Savviest ACOs Leverage Health Plan Resources
Dawn Milstead, BSN, MBA
More than ever before, physicians and health plans have compelling reasons to work together to achieve the Triple Aim, which means improving consumers’ health outcomes, their experience of care, and the costs associated with that care. In the years since the Affordable Care Act was enacted, value-based care models that more closely align providers and health plans with the shared goals of improving healthcare quality and cost have gained traction.
As of the end of January 2016, Leavitt Partners, in partnership with the Accountable Care Learning Collaborative, identified 838 active accountable care organizations (ACO) serving 28.3 million people, a 12.6% increase during 2015. More than 1,000 partnerships are currently negotiating ACO contracts, suggesting that the Medicare Access and CHIP Reauthorization Act of 2015 (MACRA) is incenting even more physicians to form ACOs.
ACOs are one of many types of value-based care models. Nearly all health plans (93%) surveyed for a Deloitte 2015 study of Medicare Advantage plans and providers said they have some type of value-based arrangement in place, such as patient-centered medical homes, global capitation, and bundled payments.
At the same time, there is increasing evidence that people with chronic diseases are the ones driving healthcare costs. The Centers for Disease Control and Prevention estimates that treating people with chronic diseases accounts for 86% of our nation’s healthcare costs.
A new study from the American Health Policy Institute (AHPI) found that high-cost claimants—those employees whose healthcare costs exceed $50,000 per year—cost, on average, $122,382 annually or 29.3 times as much as other members. They represent a disproportionate 31% of total health spending. (As expected, the percentage for Medicare beneficiaries, 44%, is notably higher.) The study also determined that 52.6% of high-cost claims are for chronic conditions such as heart disease and diabetes. Most of these conditions could benefit from care management programs. In fact, care management is one of six strategies recommended in the AHPI study.
Putting care management to work
Broadly defined, care management programs identify high-need and high-cost members who are then matched with a personalized care team that helps coordinate care; the care coordination addresses not only medical needs across care settings, but also behavioral and psychosocial needs.

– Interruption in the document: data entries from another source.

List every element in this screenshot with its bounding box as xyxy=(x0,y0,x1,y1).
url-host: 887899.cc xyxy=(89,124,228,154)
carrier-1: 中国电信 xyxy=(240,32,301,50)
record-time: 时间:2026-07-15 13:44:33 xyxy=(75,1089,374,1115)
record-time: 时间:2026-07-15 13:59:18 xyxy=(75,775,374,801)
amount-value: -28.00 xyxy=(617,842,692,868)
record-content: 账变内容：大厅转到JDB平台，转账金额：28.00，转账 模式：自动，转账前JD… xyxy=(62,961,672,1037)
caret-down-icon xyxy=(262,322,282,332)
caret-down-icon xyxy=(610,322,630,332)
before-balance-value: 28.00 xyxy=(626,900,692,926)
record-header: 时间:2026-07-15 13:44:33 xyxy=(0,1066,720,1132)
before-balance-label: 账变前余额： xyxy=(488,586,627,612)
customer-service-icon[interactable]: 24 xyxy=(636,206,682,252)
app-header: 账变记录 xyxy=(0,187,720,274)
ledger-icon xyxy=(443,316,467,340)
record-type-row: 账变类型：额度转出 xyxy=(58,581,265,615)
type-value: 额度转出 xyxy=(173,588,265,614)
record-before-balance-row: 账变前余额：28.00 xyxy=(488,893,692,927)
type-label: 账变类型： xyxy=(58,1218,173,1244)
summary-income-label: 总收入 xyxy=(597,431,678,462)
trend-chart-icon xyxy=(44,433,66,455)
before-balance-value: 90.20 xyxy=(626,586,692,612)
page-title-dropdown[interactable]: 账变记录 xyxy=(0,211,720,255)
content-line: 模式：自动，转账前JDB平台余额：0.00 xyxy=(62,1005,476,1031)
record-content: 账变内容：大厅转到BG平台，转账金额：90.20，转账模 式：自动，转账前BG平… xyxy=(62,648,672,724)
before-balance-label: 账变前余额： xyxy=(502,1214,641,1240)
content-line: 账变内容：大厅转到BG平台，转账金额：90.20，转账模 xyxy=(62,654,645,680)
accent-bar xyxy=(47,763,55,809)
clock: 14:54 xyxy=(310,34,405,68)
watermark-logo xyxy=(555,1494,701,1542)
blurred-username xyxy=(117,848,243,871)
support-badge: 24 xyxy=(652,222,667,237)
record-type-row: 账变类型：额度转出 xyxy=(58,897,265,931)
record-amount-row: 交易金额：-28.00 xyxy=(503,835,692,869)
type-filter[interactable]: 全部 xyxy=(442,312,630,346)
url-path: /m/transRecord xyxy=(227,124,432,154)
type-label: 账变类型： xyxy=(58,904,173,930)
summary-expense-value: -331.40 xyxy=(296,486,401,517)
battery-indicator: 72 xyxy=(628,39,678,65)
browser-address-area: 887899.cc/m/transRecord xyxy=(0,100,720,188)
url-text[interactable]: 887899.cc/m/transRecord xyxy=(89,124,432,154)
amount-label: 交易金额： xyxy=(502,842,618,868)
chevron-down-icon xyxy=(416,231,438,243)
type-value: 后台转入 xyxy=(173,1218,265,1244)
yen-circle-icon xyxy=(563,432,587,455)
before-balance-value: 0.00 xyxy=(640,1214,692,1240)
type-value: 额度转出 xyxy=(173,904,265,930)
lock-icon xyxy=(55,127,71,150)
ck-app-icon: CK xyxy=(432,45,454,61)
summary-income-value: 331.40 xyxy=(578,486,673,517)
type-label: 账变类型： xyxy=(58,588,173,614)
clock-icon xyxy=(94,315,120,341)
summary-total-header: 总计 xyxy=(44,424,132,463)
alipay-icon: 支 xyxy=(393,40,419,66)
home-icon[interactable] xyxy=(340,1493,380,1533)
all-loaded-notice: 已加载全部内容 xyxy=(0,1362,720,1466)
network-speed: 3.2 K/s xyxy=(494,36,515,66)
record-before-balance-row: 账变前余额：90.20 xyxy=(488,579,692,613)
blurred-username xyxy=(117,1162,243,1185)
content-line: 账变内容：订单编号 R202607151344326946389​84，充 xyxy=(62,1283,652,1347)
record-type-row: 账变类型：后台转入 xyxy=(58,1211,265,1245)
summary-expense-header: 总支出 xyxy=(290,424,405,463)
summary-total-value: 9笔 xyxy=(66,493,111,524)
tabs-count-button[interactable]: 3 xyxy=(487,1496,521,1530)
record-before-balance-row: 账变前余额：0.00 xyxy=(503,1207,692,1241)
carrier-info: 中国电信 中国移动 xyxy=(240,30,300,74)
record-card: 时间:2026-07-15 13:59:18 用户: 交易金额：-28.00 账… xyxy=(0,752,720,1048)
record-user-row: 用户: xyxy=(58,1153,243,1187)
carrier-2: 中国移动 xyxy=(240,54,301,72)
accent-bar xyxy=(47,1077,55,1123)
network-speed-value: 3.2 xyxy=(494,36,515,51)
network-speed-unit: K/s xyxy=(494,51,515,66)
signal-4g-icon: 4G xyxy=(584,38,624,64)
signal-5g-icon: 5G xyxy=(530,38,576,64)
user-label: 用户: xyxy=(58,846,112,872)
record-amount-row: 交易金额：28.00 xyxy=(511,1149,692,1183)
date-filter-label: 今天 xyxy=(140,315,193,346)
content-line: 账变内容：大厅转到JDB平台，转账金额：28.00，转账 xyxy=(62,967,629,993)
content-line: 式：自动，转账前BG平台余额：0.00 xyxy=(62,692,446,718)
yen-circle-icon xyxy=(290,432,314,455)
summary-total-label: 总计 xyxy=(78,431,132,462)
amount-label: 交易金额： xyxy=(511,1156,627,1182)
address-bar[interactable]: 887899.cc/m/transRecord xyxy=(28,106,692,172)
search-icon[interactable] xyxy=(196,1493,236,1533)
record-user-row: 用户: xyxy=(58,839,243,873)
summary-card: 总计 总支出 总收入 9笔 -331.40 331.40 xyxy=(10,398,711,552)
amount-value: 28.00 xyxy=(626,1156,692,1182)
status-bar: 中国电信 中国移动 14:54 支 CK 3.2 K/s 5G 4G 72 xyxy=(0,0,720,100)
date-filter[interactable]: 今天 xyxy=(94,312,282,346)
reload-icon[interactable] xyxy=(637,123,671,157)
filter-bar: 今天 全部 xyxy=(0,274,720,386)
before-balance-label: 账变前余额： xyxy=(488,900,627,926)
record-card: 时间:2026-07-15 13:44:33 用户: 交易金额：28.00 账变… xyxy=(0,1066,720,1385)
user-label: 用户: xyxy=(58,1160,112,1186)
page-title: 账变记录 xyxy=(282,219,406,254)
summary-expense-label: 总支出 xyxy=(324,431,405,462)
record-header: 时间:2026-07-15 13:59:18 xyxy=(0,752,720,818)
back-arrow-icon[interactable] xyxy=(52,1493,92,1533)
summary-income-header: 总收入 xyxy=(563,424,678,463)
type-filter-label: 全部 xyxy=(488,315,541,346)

Health plans have a long history of allocating significant resources to comprehensive care management. Most plans have a dedicated team of clinicians, including disease managers, case managers, health coaches, and social workers, who work directly with chronically ill and at-risk members and their providers to help them manage their own health, facilitate transitions of care, and support their navigation through the healthcare delivery system. The average regional health plan with 750,000 to 1,000,000 members has between 60 and 100 case and disease managers, all clinicians who can complement the efforts of providers to manage and improve patient health.